Одна и та же книга | страница 121



Пуговицы можно было разглядывать и даже брать в руки; за это мне приходилось торговать телом – в смысле глотать ужасающий творог. Но даже эта мука не могла отвратить меня от любимого занятия. С тех пор, читая в книжках про сундуки с сокровищами, я всегда сперва представляю бабушкину коробку с пуговицами и только потом, спохватившись, рисую перед внутренним взором настоящий сундук с драгоценностями и сразу перестаю завидовать владельцам сокровищ – подумаешь, великое дело.


Так вот. Гулять по Праге – это все равно что без присмотра рыться в той самой бабушкиной коробке, только – о счастье! – никакого творога.


Здесь все, ясное дело, цветет, бегают собаки, с которыми, если верить табличкам, можно ходить буквально везде; здесь девочки фотографируют друг дружку на Карловом мосту, сняв пальто и усевшись на перила, принимают неестественные позы, чтобы ни единой складочки не образовалось на животе; здесь, если высунешься ночью из окна, прохожие задирают головы и говорят: «Ой, здрасьте», – и много чего еще. Здесь, словом, вполне человеческий мир, где любить людей очень просто, но многие, я знаю, отлынивают все равно.

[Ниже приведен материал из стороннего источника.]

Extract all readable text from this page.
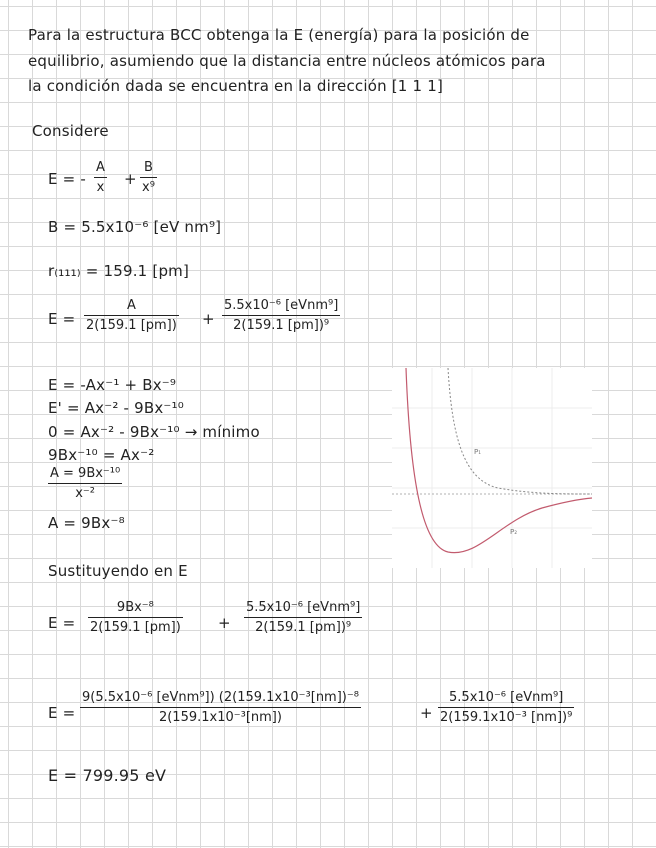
Para la estructura BCC obtenga la E (energía) para la posición de
equilibrio, asumiendo que la distancia entre núcleos atómicos para
la condición dada se encuentra en la dirección [1 1 1]
Considere
E = -
A
x +
B
x⁹
B = 5.5x10⁻⁶ [eV nm⁹]
r₍₁₁₁₎ = 159.1 [pm]
E =
A
2(159.1 [pm]) +
5.5x10⁻⁶ [eVnm⁹]
2(159.1 [pm])⁹
E = -Ax⁻¹ + Bx⁻⁹
E' = Ax⁻² - 9Bx⁻¹⁰
0 = Ax⁻² - 9Bx⁻¹⁰ → mínimo
9Bx⁻¹⁰ = Ax⁻²
A = 9Bx⁻¹⁰
x⁻²
A = 9Bx⁻⁸
P₁
P₂
Sustituyendo en E
E =
9Bx⁻⁸
2(159.1 [pm]) +
5.5x10⁻⁶ [eVnm⁹]
2(159.1 [pm])⁹
E =
9(5.5x10⁻⁶ [eVnm⁹]) (2(159.1x10⁻³[nm])⁻⁸
2(159.1x10⁻³[nm])	+
5.5x10⁻⁶ [eVnm⁹]
2(159.1x10⁻³ [nm])⁹
E = 799.95 eV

В последний мой приезд сюда, давным-давно, до наводнения, все было совсем иначе, гораздо серьезней, что ли. Кукольный домик старался казаться Домом-с-Привидениями, и ему это почти удавалось. Теперь не то, и славно, мне больше нравится, когда правду о себе говорят сразу, чего тянуть. Впрочем, ее еще знать надо, эту самую правду о себе, а это мало кому удается.


В пражской коробке с пуговицами и я чувствую себя рассыпавшимися бусами, собирать которые вряд ли кто возьмется, как-нибудь сами соберутся потом, и будет их, подозреваю, штук на пять больше, чем прежде, или даже на целую дюжину, как пойдет.

Рим

Ромул, конечно, не убивал брата своего Рема. Просто иногда с близнецами случается такое, что проще сказать «убил», чем объяснить, как оно было на самом деле.


Рим, судя по всему, самый красивый город на земле. Когда он хочет выглядеть как человек, у него голубые глаза размером с два моих каждый, резко очерченные скулы, темный бронзовый загар, юное мальчишеское лицо и седые кудри. И он курит. По крайней мере, попросил меня свернуть ему вишневую сигарету. Так, собственно, и познакомились. В честь этого события уличные музыканты на Piazza del Popolo грянули «Innuendo», ту самую композицию ВИА «Королева», которая лишает меня разума. Руки и уши у них росли явно из одного и того же места, в просторечии именуемого жопой и совершенно не приспособленного к отращиванию рук и ушей, но это я теперь, задним числом, понимаю, а в тот миг два потока устремились по позвоночному столбу навстречу друг другу – сверху вниз лед, снизу вверх пламя, и стал свет.